Certes les dirigeants du PCF parlent de renforcer et d'élargir la mobilisation en cours contre la réforme des retraites. Mais à mots couverts (pour l'instant) ils
inscrivent cette échéance dans la perspective de 2012.
C'est s'engager dans une impasse, et même pire, dans un piège. Pour le PCF d'abord, qui risque de s'autoliquider un peu plus encore, mettant son influence et son
poids militant au service des ambitions de Mélenchon, dont rien n'a montré, ni dans son passé ni dans ses positions actuelles, qu'il incarne les intérêts des classes populaires. Mais, bien plus
lourd de conséquences, cela risque de dévoyer la combativité du monde du travail vers la perspective d'un illusoire changement électoral.

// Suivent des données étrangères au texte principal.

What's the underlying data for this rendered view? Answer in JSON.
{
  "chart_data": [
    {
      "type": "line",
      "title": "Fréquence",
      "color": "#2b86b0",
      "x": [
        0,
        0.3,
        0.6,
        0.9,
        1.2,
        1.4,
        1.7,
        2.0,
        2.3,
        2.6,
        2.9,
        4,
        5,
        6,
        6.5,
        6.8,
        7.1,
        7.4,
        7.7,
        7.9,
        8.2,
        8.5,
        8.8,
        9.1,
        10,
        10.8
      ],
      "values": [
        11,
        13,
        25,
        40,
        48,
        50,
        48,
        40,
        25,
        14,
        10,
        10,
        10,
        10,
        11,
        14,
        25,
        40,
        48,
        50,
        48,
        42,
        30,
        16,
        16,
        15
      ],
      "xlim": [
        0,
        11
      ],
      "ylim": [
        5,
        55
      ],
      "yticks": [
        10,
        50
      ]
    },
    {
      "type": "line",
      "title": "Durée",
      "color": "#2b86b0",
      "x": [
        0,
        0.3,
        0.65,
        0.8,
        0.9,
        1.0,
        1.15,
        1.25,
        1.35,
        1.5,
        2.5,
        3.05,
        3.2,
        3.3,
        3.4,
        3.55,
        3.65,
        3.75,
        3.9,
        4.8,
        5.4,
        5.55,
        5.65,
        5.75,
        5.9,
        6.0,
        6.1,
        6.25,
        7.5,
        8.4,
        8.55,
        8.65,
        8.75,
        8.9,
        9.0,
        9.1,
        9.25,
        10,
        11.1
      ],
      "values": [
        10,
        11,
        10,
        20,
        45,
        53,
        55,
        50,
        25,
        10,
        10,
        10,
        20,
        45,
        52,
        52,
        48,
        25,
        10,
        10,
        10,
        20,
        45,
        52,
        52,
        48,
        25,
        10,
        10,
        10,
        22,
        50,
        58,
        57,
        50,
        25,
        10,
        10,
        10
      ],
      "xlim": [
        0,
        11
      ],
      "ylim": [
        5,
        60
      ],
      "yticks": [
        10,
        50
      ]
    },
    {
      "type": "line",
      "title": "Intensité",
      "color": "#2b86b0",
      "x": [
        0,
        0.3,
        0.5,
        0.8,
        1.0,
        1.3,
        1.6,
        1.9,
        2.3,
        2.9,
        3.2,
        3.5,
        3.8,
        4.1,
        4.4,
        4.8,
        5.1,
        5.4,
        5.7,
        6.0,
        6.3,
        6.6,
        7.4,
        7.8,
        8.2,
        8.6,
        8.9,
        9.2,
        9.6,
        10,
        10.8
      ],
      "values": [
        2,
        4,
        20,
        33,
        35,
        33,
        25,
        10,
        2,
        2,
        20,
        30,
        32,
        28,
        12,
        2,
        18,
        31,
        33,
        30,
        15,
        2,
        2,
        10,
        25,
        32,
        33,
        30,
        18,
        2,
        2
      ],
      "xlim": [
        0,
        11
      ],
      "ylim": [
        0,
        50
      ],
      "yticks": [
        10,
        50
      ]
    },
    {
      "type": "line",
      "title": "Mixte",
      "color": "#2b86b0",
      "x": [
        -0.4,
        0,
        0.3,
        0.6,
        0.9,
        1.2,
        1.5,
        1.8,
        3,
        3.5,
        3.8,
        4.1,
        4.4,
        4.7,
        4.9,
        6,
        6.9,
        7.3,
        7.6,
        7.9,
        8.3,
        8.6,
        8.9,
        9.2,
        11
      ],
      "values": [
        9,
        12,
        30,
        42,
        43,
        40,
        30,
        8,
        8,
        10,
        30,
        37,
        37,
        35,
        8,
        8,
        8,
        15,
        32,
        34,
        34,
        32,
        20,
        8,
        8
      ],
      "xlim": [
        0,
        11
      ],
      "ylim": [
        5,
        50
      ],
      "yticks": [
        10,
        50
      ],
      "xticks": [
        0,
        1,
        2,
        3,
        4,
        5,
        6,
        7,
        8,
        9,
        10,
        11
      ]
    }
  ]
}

Or, qu'un Strauss-Kahn ou une Martine Aubry remplace Sarkozy dans dix-huit mois, cela ne changera rien d'essentiel pour les classes populaires. Il n'est qu'à voir,
par exemple, les positions des dirigeants socialistes sur la réforme des retraites. Aucun d'entre eux ne s'engage à maintenir cette retraite à taux plein à 60 ans et, à plus forte raison, à
revenir sur les autres « réformes » des retraites, depuis celle de Balladur de 1993.
La perspective électorale choisie par la direction du PCF le conduit, dans un premier temps, à se mettre à la remorque de Mélenchon, ce qui le mettra ensuite
obligatoirement à la traîne du PS. Si c'est cela la « guerre pacifique » que préconise Pierre Laurent, elle est perdue d'avance pour les travailleurs.
Jean-Pierre VIAL
Note:
Belle analyse anti Mélenchoniste, mais il y a un bémol!
En quoi le PCF a-t-il besoin de Mélenchon pour le "forcer" à se mettre à la traîne du PS? Toutes les gesticulations "révolutionnaires" du PCF sont des "promesses qui n'engagent que ceux qui y croient", face à une nécessité absolue: sauver l'appareil et ses miliers de permanents qui s'opposent à toute rupture avec le PS, car c'est grâce à lui qu'ils échappent à Pôle Emploi. Voilà du concret!
Seule l'alliance avec le PS permet au PCF de continuer d'exister, d'avoir des élus (choisis par qui?) et de payer des permanents qui luttent pour ne pas retourner "à la production". Ce faisant, le PS détourne un partie des postes (élus, assos, mutuelles) sur lesquels lorgnent ses propres jeunes "loups" qui voient d'un mauvais oeil ces "largesses" à des "has been", "ringards".
La seule question, dans toute la démarche est: jusqu'à quand le PS va-t-il accepter de continuer à frustrer des gens qui militent parfois depuis 20 ans au PS pour la récompense d'une place de notable et qui voient ces places "détournées" au profit de vieux "staliniens" qui ne se feraient pas élire en leur nom propre.